La Journée internationale des femmes est l’occasion de faire un bilan chaque année sur la situation des femmes

Les inégalités entre les hommes et les femmes sont toujours d’actualité en France même si certaines d’entre elles se réduisent. Les progrès des filles dans le domaine de la scolarisation sont nets : elles obtiennent de meilleurs résultats aux évaluations scolaires. Mais elles s’orientent vers des filières aux débouchés moins rémunérateurs.
Une fois dans le monde du travail, on les retrouve en plus grand nombre dans les secteurs où les salaires sont les moins élevés, comme les services domestiques ou la grande distribution. Le salaire masculin, tous temps de travail confondus, est supérieur de 35 % à celui de leurs homologues féminins. Pas moins de 30 % des femmes salariées, contre 6 % des hommes, travaillent à temps partiel, souvent subi. Les postes d’encadrement restent encore le plus souvent réservés aux hommes, un sur quatre est occupé par une femme, même si l’on constate une évolution positive depuis une dizaine d’années. Elles sont aussi plus touchées par le chômage.
La sphère familiale reste un domaine où les inégalités demeurent tenaces puisque les femmes consacrent deux fois plus de temps que les hommes aux tâches domestiques. Le ménage, les courses et les enfants demeurent encore « une affaire de femmes ». Ce sont elles qui, dans la grande majorité des cas, arrêtent leur activité professionnelle pour assurer la garde des enfants.
De réelles avancées en la matière ont été réalisées en politique. Depuis la loi de juin 2000 qui impose pour certaines élections l’égalité de représentation entre hommes et femmes, ces dernières ont en effet fait une entrée en masse notamment dans les conseils municipaux. Les femmes restent cependant très souvent absentes des postes de maire des grandes villes. Là aussi, beaucoup reste à faire pour que la parité hommes-femmes soit respectée.
La situation est paradoxale dans le domaine de la santé. Les femmes ont une avancée considérable sur les hommes, notamment parce qu’elles sont plus attentives à leur corps, qu’elles travaillent dans des conditions moins pénibles physiquement (en moyenne), et que le système de santé de prévention est plus attentif aux mères (par exemple via la protection maternelle et infantile). L’espérance de vie à la naissance des femmes est de 84,2 ans contre 77,2 pour les hommes, en 2006. Mais les modes de vie des hommes et des femmes se rapprochent : du travail à la consommation de tabac ou d’alcool. Ce qui fait que l’avantage aux femmes se réduit : l’écart d’espérance de vie est passé de 8,2 années en 1980 à 7 ans en 2006.

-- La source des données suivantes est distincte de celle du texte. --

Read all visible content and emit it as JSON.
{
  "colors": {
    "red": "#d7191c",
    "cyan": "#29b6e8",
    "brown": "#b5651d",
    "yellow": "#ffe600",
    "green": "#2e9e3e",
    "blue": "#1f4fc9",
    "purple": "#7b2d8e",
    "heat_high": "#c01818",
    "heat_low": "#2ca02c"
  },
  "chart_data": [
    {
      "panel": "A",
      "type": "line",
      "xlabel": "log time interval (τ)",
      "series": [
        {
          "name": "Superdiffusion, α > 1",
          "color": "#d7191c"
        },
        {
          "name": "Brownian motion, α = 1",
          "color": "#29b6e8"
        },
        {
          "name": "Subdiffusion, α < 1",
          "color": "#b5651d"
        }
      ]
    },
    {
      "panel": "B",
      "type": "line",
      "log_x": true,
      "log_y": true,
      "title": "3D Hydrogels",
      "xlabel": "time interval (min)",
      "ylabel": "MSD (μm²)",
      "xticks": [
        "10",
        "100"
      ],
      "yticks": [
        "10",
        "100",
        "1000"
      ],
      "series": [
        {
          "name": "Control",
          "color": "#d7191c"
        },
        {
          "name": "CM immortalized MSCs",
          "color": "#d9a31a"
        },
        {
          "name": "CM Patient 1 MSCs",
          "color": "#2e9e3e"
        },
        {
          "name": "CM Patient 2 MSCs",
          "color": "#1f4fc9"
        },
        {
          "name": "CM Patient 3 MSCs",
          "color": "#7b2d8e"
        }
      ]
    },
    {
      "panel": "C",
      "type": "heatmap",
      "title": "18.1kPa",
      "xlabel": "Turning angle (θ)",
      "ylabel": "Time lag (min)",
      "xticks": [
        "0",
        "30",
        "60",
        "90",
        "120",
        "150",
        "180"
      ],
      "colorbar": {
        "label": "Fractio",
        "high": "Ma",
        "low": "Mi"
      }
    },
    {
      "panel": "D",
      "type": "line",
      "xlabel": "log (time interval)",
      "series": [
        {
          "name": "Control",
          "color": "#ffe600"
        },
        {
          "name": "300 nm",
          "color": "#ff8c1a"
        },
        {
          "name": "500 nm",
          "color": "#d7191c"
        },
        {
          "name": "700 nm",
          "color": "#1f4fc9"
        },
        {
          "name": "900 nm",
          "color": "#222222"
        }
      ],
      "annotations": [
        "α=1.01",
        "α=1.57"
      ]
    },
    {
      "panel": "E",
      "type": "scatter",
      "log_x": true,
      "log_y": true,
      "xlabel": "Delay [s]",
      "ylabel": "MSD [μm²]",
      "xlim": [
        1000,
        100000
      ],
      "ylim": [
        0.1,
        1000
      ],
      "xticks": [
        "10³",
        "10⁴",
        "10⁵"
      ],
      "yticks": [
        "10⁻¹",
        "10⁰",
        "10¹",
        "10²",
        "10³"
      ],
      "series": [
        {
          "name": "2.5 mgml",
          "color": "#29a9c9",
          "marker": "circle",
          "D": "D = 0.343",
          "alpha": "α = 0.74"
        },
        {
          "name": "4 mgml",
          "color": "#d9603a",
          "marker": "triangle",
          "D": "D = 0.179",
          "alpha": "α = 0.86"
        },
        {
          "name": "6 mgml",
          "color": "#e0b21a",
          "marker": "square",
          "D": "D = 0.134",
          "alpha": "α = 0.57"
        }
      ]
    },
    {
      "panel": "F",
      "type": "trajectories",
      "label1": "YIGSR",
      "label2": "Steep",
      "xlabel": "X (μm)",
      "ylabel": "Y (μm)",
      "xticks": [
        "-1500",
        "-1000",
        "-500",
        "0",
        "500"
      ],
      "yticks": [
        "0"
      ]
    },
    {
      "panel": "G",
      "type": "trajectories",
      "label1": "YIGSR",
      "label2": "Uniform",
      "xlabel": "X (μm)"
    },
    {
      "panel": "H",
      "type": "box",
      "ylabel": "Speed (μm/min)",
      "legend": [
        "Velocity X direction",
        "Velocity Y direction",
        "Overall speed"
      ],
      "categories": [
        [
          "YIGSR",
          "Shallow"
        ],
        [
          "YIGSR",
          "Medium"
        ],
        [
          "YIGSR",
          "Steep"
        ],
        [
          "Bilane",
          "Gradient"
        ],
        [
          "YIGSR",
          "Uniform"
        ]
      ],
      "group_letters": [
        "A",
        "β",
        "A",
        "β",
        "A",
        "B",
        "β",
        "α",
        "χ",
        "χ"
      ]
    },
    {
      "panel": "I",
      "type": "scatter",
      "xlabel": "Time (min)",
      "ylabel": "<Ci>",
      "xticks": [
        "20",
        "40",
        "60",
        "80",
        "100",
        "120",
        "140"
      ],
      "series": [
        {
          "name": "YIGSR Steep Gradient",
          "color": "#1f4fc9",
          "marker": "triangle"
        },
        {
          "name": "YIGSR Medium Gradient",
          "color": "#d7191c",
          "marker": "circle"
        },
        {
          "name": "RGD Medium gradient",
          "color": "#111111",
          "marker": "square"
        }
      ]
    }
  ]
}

dans le monde. L’égalité hommes-femmes est encore loin d’être atteinte.

Information venant du site de l’Observatoire des inégalités
http://www.inegalites.fr/spip.php?article861&id_mot=27
Pour faire le tour de la question, consultez les dossiers du site
- Les inégalités hommes-femmes au travail
- La question de la conciliation vie familiale - vie professionnelle :
- Le temps des loisirs inégalitairement réparti entre le père et la mère après une naissance
- La maternité pénalise la carrière des femmes
- Les femmes au foyer comptent-elles pour du beurre ?
- Les inégalités hommes-femmes en politique :
- La représentation des femmes parmi les élus
- Les inégalités hommes-femmes dans le monde :
- L’alphabétisation des femmes en retard
- La représentation des femmes dans les parlements mondiaux
et l’ensemble des données, des textes, des brèves d’actualité sur le sujet dans la rubrique "Hommes - Femmes".

A voir aussi :
 La publication de l’Insee Femmes et Hommes - Regards sur la parité - édition 2008.
Ce portrait général de la situation des hommes et des femmes dans des domaines très variés comme l’éducation, le travail, la famille ou la culture, montre que l’on est encore loin de la parité.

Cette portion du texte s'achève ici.